Mobile phone services for post-paid subscribers resumed in Kashmir after 72 days on Monday noon, but without any internet facilities. By about 5 pm, SMS services had been suspended too, dulling the euphoria of about 40 lakh subscribers delighted at the prospect of their phones coming back to life, officials said.
"SMS services were stopped last evening as a precautionary measure," said an official without elaborating further. Two terrorists, including a suspected Pakistani national, shot dead the driver of a Rajasthan truck and assaulted an orchard owner in Jammu and Kashmir's Shopian district around 8 pm on Monday.
Police said the deceased was identified as Sharief Khan and the terrorists carried out the attack in Shirmal village in desperation as fruit transportation was picking up in the Valley. Phones fell silent on August 5, when the Centre revoked Jammu and Kashmir's special status and reorganised the state into two union territories.
The government kept to its promise of mobile phones working by Monday noon, but the joy was short-lived. Thousands of subscribers found their services disconnected by telecom companies due to non-payment of bills for the period of the suspension of services.
Till late Monday evening and from early Tuesday, serpentine queues formed outside the offices of telecom companies as subscribers rushed to clear their outstanding bills.

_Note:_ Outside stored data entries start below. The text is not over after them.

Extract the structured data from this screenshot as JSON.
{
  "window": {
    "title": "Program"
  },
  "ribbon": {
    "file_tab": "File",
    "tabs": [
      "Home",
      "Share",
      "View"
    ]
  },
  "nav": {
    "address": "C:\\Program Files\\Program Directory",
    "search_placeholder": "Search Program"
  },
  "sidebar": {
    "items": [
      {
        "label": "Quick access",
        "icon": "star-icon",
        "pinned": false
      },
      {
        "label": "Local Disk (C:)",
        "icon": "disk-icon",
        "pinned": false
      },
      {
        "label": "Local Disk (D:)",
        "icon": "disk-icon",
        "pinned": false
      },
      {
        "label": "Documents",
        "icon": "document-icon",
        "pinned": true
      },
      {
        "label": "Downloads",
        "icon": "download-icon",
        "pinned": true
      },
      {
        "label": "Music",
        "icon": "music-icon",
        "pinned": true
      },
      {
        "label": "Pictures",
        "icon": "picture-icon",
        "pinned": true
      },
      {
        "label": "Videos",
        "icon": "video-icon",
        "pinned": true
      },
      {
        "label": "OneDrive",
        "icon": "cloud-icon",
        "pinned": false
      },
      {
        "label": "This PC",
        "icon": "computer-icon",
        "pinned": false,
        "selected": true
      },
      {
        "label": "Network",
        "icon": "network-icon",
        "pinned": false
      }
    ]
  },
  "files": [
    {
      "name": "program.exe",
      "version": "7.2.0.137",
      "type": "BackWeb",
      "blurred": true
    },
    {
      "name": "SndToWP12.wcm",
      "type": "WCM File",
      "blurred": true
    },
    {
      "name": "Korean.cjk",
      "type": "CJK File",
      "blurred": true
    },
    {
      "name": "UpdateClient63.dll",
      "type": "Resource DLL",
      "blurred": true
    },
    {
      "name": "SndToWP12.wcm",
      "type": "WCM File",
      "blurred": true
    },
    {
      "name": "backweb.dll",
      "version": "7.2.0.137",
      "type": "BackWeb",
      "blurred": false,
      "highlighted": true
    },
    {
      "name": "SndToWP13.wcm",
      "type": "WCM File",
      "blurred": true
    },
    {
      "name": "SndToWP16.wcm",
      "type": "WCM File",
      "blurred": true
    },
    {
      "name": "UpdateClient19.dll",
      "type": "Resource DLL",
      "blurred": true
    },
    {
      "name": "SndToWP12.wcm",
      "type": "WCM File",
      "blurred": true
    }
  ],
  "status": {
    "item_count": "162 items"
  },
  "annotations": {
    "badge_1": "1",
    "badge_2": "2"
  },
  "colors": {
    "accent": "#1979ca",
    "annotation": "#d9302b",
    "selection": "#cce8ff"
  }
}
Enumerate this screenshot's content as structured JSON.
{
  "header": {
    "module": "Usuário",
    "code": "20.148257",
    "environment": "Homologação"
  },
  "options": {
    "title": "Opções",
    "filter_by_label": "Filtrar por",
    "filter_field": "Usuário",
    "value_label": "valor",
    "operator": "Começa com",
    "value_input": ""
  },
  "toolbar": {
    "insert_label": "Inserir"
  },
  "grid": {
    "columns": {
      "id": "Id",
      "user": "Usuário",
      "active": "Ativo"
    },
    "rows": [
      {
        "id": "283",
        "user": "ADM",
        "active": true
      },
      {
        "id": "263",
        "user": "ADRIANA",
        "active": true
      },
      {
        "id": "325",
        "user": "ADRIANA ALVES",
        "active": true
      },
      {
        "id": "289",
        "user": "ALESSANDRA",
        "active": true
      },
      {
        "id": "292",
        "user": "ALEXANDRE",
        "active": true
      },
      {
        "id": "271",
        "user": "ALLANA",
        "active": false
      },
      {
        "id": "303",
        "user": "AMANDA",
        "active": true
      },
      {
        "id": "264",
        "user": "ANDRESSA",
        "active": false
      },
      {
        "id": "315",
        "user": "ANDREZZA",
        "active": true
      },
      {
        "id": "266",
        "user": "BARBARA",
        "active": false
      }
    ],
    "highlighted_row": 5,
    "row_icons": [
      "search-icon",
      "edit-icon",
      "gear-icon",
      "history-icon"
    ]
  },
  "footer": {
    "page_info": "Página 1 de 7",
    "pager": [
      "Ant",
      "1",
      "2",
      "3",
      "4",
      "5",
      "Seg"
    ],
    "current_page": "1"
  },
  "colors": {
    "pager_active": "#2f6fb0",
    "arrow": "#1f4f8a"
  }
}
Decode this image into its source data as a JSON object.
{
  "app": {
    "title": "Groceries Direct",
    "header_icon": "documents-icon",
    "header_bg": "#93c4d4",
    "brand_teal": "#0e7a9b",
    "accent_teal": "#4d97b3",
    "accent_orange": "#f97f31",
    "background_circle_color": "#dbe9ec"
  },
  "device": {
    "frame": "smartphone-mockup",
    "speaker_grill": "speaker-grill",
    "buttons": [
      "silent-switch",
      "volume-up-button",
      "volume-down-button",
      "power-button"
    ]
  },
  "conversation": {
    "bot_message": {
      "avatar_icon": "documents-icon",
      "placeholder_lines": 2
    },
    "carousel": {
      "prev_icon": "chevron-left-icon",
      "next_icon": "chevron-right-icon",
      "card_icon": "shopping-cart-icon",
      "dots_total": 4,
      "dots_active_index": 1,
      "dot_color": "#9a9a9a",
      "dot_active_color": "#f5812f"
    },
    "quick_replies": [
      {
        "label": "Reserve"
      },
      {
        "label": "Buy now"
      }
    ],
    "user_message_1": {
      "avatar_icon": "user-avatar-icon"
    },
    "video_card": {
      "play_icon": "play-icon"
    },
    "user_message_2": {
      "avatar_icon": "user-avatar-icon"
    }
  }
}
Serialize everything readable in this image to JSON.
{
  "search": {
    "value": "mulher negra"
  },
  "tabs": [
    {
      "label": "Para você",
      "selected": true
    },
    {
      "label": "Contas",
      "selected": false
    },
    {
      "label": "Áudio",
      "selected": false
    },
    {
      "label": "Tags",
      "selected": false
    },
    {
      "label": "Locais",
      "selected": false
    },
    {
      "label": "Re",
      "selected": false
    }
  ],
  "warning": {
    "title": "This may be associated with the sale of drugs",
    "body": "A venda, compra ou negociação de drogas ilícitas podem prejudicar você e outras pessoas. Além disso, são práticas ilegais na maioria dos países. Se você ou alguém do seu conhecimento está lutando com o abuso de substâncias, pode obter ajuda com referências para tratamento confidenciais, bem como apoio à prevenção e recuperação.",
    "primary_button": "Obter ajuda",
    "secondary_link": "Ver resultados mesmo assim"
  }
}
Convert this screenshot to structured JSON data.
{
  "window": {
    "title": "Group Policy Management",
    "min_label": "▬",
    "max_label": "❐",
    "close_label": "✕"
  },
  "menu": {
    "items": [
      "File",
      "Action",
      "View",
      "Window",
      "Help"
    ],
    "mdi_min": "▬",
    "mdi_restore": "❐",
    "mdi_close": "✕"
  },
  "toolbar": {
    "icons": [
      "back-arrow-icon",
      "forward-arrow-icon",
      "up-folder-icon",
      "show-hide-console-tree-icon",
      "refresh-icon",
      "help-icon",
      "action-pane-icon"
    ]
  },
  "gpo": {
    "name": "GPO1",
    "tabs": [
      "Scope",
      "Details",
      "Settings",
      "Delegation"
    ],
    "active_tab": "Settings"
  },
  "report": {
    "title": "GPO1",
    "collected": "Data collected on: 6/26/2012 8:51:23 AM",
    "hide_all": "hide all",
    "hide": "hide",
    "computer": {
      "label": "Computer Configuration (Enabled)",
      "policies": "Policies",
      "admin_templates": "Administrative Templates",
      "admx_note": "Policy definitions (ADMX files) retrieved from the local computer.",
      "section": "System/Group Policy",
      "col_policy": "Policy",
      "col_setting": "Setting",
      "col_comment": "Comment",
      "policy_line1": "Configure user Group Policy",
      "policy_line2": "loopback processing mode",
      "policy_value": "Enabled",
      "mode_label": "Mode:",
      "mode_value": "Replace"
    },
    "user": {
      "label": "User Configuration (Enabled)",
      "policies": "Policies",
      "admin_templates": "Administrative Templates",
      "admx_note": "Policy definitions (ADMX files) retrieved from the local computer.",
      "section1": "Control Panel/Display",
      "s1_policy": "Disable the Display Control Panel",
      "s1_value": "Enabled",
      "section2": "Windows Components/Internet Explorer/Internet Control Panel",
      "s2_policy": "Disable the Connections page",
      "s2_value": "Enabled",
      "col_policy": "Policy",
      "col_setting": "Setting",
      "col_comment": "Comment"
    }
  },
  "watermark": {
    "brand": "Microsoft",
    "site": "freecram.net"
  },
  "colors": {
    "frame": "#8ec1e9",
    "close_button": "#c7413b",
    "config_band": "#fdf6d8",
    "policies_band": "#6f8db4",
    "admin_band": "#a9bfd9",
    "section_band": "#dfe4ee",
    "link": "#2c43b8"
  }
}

It is a cumbersome process with online payments not an option because of internet services being blocked in Kashmir, many subscribers complained.
While landline phones were restored last month, internet services on all platforms continue to remain suspended.
Over 25 lakh prepaid mobile phones and other internet services, including WhatsApp, remain deactivated for now, officials said.
Governor Satya Pal Malik on Monday said internet services would resume very soon, but officials in the security establishment maintained the process might take up to two months. A decision on pre-paid subscribers could be taken next month, they said.
In Jammu, communication was restored within days of the blockade and mobile internet was started around mid-August. However, after its misuse, internet facilities on cell phones was snapped on August 18.
As Kashmiris in the Valley hoped their post-paid mobiles would help them reconnect with the outside world, the deadlock over the scrapping of the special constitutional provision for Jammu and Kashmir continued.
Markets and other business establishments remained closed while most of the public transport was off the roads across the Valley.
A large number of private vehicles and some private taxis, including autorickshaws, could be seen plying in many parts of Srinagar while some roadside vendors also plied their trade.
The efforts of the state government to open schools have not borne any fruit as parents continued to keep children home due to apprehensions about their safety.
Government offices are open and attendance in most offices is near normal, the officials said.
Most top level and second rung separatist politicians have been taken into preventive custody while mainstream leaders including two former chief ministers Omar Abdullah and Mehbooba Mufti have been either detained or placed under house arrest.
The government has detained former chief minister and sitting LokSabha MP from Srinagar Farooq Abdullah under the controversial Public Safety act, a law enacted by his father and National Conference founder Sheikh Mohammad Abdullah in 1978 when he was the chief minister.